Prime Minister and former junta leader Prayuth Chan-o-cha, second from left, sits across from Bangkok Gov. Aswin Kwanmuang along with BTS Group officials and other VIPs on Wednesday at the opening of the new four-station extension to the BTS Sukhumvit Line. Photo: BTS Group
Prime Minister and former junta leader Prayuth Chan-o-cha, second from left, sits across from Bangkok Gov. Aswin Kwanmuang along with BTS Group officials and other VIPs on Wednesday at the opening of the new four-station extension to the BTS Sukhumvit Line. Photo: BTS Group

Oran, who counts among his Twitter followers one @BarackObama, shared his new map in a Thursday tweet.

“It was my first taste of fast and reliable transport in a chronically congested city,” Oran tweeted.

Indeed it was. Though the complaints are many today over the overcrowded and fault-prone rail system, it was a marvel of German efficiency when the Siemens-engineered system opened in 1999.

The map allows users to toggle back and forth between how things looked in 1999 vs. 2019.

Interesting things to note include the two “ghost stations,” one on each line, for which the holding company that operates the city-owned system has been collecting fares and occasionally renewing vows to build for two decades.

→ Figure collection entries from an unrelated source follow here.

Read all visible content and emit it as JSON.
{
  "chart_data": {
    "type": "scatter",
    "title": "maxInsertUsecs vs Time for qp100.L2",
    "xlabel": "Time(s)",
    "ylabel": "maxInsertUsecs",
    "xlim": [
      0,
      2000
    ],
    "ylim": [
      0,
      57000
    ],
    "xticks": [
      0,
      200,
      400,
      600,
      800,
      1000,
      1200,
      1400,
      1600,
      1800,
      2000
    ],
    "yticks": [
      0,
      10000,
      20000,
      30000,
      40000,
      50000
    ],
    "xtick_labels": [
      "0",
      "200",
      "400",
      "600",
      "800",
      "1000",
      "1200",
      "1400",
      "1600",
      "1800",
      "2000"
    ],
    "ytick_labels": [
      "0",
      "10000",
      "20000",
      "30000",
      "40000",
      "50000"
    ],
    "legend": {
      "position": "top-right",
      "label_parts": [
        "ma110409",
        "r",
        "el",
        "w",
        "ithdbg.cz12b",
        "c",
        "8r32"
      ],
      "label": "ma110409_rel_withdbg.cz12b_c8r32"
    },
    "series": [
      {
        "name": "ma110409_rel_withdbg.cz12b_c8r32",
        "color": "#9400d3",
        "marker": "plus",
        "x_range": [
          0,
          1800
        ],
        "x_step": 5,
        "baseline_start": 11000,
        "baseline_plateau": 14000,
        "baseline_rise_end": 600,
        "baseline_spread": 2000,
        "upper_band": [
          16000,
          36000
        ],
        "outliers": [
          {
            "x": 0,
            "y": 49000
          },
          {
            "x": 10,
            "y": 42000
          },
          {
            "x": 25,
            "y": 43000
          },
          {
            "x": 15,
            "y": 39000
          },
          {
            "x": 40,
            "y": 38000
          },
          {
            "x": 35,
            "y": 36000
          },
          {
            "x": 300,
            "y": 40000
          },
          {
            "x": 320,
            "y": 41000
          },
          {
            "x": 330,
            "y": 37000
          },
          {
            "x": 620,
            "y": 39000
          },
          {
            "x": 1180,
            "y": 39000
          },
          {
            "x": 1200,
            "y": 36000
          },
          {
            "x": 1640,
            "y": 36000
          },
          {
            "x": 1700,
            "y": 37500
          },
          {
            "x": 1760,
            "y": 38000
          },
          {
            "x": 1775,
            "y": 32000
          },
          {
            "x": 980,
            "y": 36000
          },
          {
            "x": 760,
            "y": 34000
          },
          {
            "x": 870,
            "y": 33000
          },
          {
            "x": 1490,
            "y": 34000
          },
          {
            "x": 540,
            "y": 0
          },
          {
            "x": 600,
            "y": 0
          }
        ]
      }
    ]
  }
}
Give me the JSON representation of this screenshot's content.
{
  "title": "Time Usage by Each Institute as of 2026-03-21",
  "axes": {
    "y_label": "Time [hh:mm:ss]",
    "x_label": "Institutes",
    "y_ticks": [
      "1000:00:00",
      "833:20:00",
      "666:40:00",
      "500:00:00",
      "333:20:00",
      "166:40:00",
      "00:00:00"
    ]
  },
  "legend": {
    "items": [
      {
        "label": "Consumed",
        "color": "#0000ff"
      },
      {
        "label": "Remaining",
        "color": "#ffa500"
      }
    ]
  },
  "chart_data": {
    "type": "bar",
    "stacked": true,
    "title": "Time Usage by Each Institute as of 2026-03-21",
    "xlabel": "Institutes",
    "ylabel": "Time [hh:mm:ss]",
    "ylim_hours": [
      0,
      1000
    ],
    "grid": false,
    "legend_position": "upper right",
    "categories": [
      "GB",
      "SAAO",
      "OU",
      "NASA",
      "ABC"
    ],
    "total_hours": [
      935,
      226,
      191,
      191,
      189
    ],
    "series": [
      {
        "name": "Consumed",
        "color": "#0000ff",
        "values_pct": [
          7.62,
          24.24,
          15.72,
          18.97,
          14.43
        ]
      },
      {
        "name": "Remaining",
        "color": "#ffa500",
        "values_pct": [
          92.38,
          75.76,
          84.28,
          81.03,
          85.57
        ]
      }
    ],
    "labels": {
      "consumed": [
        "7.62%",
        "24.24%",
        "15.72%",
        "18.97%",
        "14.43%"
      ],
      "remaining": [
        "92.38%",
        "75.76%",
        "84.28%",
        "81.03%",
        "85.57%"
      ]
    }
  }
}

Not all has been good. In recent years, the system has been given to breakdowns blamed on a Chinese-made signaling system, and a coarse disregard by its owner, City Hall, in making it fully accessible to people with disabilities, nearly five years after a landmark court decision.

Entire BTS Skytrain system must accommodate disabilities, court rules

Oran; who says he counts Bangkok and Seattle home but lives in Santa Barbara, Calif.; said he was “barely a teenager” at the time the BTS opened.

As of Monday, 3,327,040,195 trips had been taken on the BTS since day one. Last month it averaged 756,000 weekday trips. October’s total of 20.8 million trips is nearly five times what it was in the first few year of operation.

That growth has been steady but for a time nine years ago when it fell to an eight-year low in May 2010 during that year’s political unrest.